화학공학소재연구정보센터
Journal of Physical Chemistry B, Vol.113, No.7, 2077-2089, 2009
Kinetic and Thermodynamic DNA Elasticity at Micro- and Mesoscopic Scales
Recent theoretical and experimental studies have suggested that the elastic behavior of the small-length double-helical DNA does not correspond to the simple harmonic model. This article presents a thorough comparison of classical atom-level molecular dynamics (MD) and coarse-grained harmonic approximations. It is shown that the previously predicted duration of MD trajectories necessary for accurate assessment of DNA elasticity was significantly overestimated and that reliable estimates of elastic parameters can be obtained after a few tens of nanoseconds.
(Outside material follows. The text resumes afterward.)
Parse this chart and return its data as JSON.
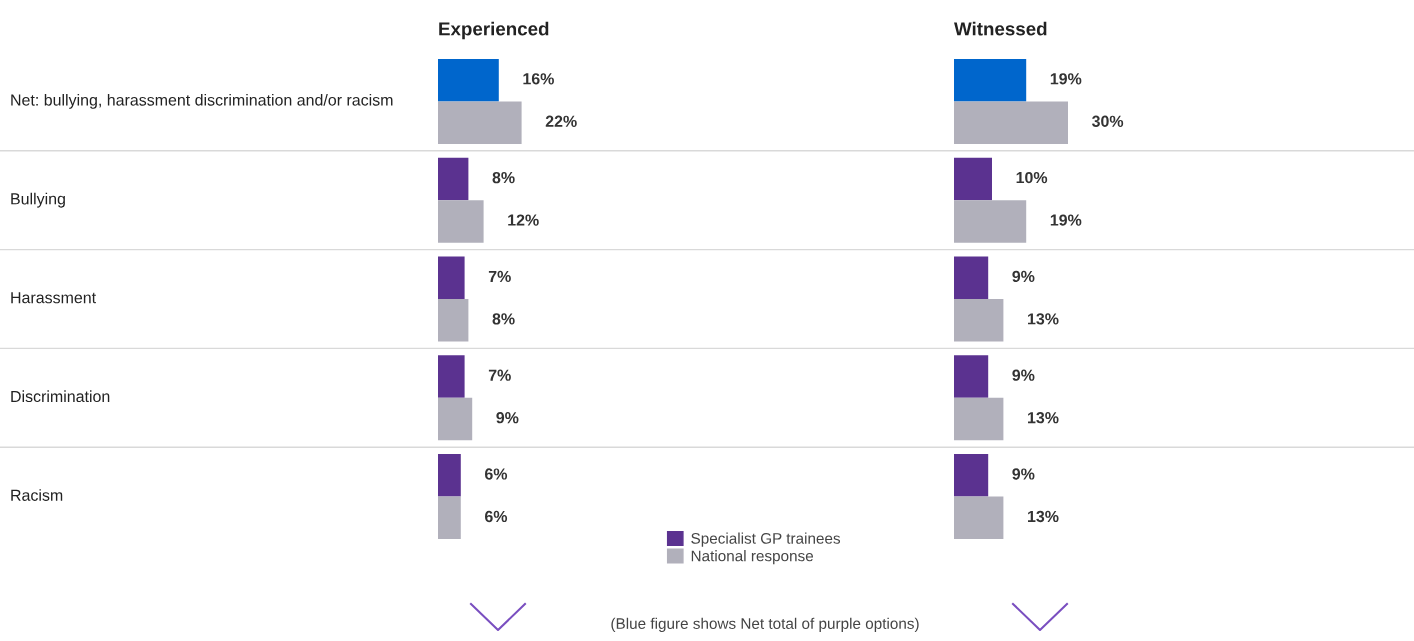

The all-atom and coarse-grained ensembles were compared head-to-head, including the amplitudes and relaxation rates of internal fluctuations as well as translational diffusion. The computed diffusion rates were found to be similar, with good correspondence to experimental data. The torsional persistence length (PL) in MD agrees reasonably well with experiment, with the relaxation rate of twisting fluctuations corresponding well to the harmonic model. The bending PL also agrees reasonably well with experiment, but the corresponding relaxation rate is much higher than the harmonic approximation. For a tetradecamer DNA, the difference reaches 1 order of magnitude, with the bending dynamics faster than the twisting dynamics, in qualitative contrast to the coarse-grained model. The possible mechanisms of this anomalous behavior are discussed.